New York, New York

18 5 0
                                    


Nggak tanggung-tanggung, Japan Airlines membetot punggungku sampai kaku bak selembar papan. Tiga puluh delapan jam dicengkeram kursi kelas ekonomi, pantatku bukan saja panas bahkan kian menipis sewaktu akhirnya bandara John.F.Kennedy, New York, muncul di luar jendela pesawat.

Ahhhhh... Thank's God! Kulirik world clock di ponsel yang kunyalakan diam-diam barusan, jam 07.20 waktu setempat.

Beringsut-ingsut keluar dari kabin Boeing 737-800 tubuh kecilku bak ikan teri nyemplung ke danau Toba. Lenyap dilalap megahnya bandara. Aku tenggelam dan menyusut sekecil liliput di lautan orang tinggi besar-besar yang berkelebat tak keruan.

Seperempat jam kemudian nasib membawaku berdiri limbung di hadapan ibu-ibu gemuk yang gemar mencengkeram paspor. Ia memelototiku dan kubalas memelototinya. Aku rasa Departemen Imigrasi Amerika sebaiknya memberi warna seragam berbeda menyesuaikan warna kulit para petugasnya. Kasihan bener ibu ini. Dengan logo US Custom Border Protection di lengannya ia memang tampak berwibawa, tetapi kulitnya yang legam jadi semakin kelam.

Badannya yang berlemak lenyap dalam seragam hitam-hitam yang membelitnya dan satu-satunya yang membuatku sadar sedang berhadapan dengannya hanyalah warna putih bola matanya yang mendelik ke arahku. Kacamatanya melorot ke cuping hidung tiap kali ia menunduk memandangi paspor. Kuketuk-ketukkan kaki ke lantai menunggu tatapannya yang meloncat-loncat dari paspor ke aku, dan dari aku ke paspor berhenti.

"E-nen-dai-youw-pre-pen-ce... Is that your name?" Dahinya mengerut dan sepasang alisnya bertemu.

"A-nan-di-yow-pra-pan-caaa..!" Aku membetulkan.

"Whatever....Terserahlah." Ia menggeleng, lalu menatapku lagi lekat-lekat.

"Apa Anda mau menghitung tahi lalat saya, Bu?" Kuangkat kaosku ke atas, di perutku ada enam tahi lalat yang tercetak sejak embrio. Bibir tebalnya langsung melebar, ia tergelak-gelak dan menyeka sudut matanya yang berair.

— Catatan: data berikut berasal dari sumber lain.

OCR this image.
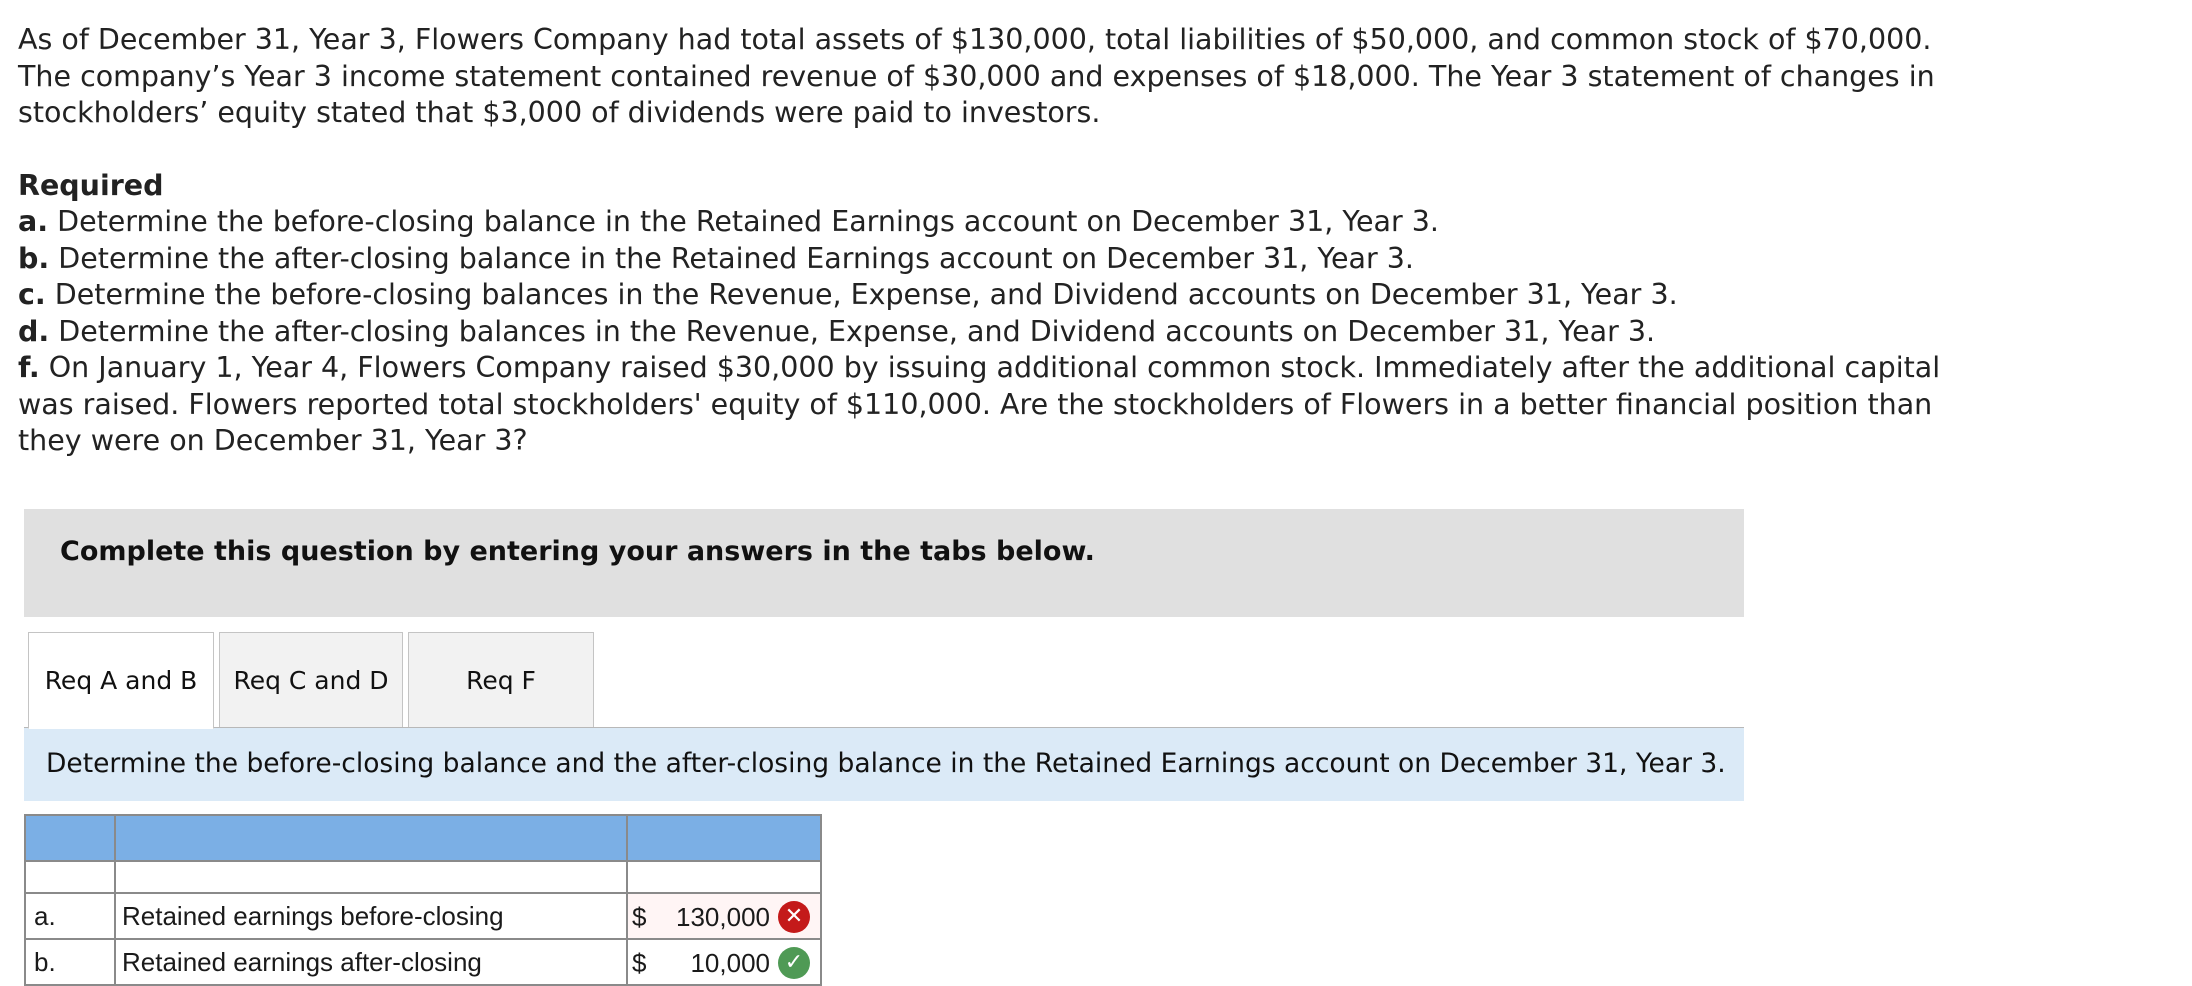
As of December 31, Year 3, Flowers Company had total assets of $130,000, total liabilities of $50,000, and common stock of $70,000. The company’s Year 3 income statement contained revenue of $30,000 and expenses of $18,000. The Year 3 statement of changes in stockholders’ equity stated that $3,000 of dividends were paid to investors.

Required
a. Determine the before-closing balance in the Retained Earnings account on December 31, Year 3.
b. Determine the after-closing balance in the Retained Earnings account on December 31, Year 3.
c. Determine the before-closing balances in the Revenue, Expense, and Dividend accounts on December 31, Year 3.
d. Determine the after-closing balances in the Revenue, Expense, and Dividend accounts on December 31, Year 3.
f. On January 1, Year 4, Flowers Company raised $30,000 by issuing additional common stock. Immediately after the additional capital was raised. Flowers reported total stockholders' equity of $110,000. Are the stockholders of Flowers in a better financial position than they were on December 31, Year 3?
Complete this question by entering your answers in the tabs below.
Req A and B	Req C and D	Req F
Determine the before-closing balance and the after-closing balance in the Retained Earnings account on December 31, Year 3.

a.	Retained earnings before-closing	$ 130,000 ✕

b.	Retained earnings after-closing	$ 10,000 ✓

"Kamu sendirian?" Diangsurkannya pasporku, aku mengangguk. "Mau liburan kemana?"

"Kemana saja yang menarik."

"Well! Semua tempat di sini menarik, Boy." Ia menepuk lenganku. "Selamat berlibur!"

Tas gunung di punggungku berguncang-guncang waktu langkahku mendekati pintu keluar. Orang-orang berseliweran cepat di kiri kananku bak gerombolan burung unta berkejaran. Benar juga cerita papa, orang-orang di sini bergerak seperti kuda. Penuh tenaga dan selalu tergesa-gesa, seakan besok sudah meletus perang dunia ketiga.

"Diiiiiioooooooo...!!" seru seseorang di pintu keluar.

Kulihat lambaian tangan sepupuku, Sean. Badannya yang jangkung seperti terbang ke arahku. Seketika pelukannya menerkamku erat, melepaskan rindu tiga tahun terpisah. Sean kelihatan jauh lebih dewasa sekarang, juga jauh lebih tinggi dari terakhir kali aku melihatnya waktu ia ke Indonesia. Ujung rambut coklatnya yang jatuh ke bahu mengingatkanku pada Keanu Reeves di film John Wick.

"Kamu tambah item, Dio." Dipandanginya aku seperti orang menaksir kambing kurban.

"Ngeledek! Mentang-mentang bule."

"Orang-orang bule malah pengen kulit item begini, Dio."

"Ya udah, kamu ke Jakarta aja berjemur tiap hari."

"Hahahahahaha.."

Sean Gordon Stockton blasteran Indo-Amerika. Ia tersambung sepupu denganku karena ayahnya, Uncle Bruce Stockton, bule asli Amerika menikahi Tante Mira, adik mamaku yang berasal dari Yogya.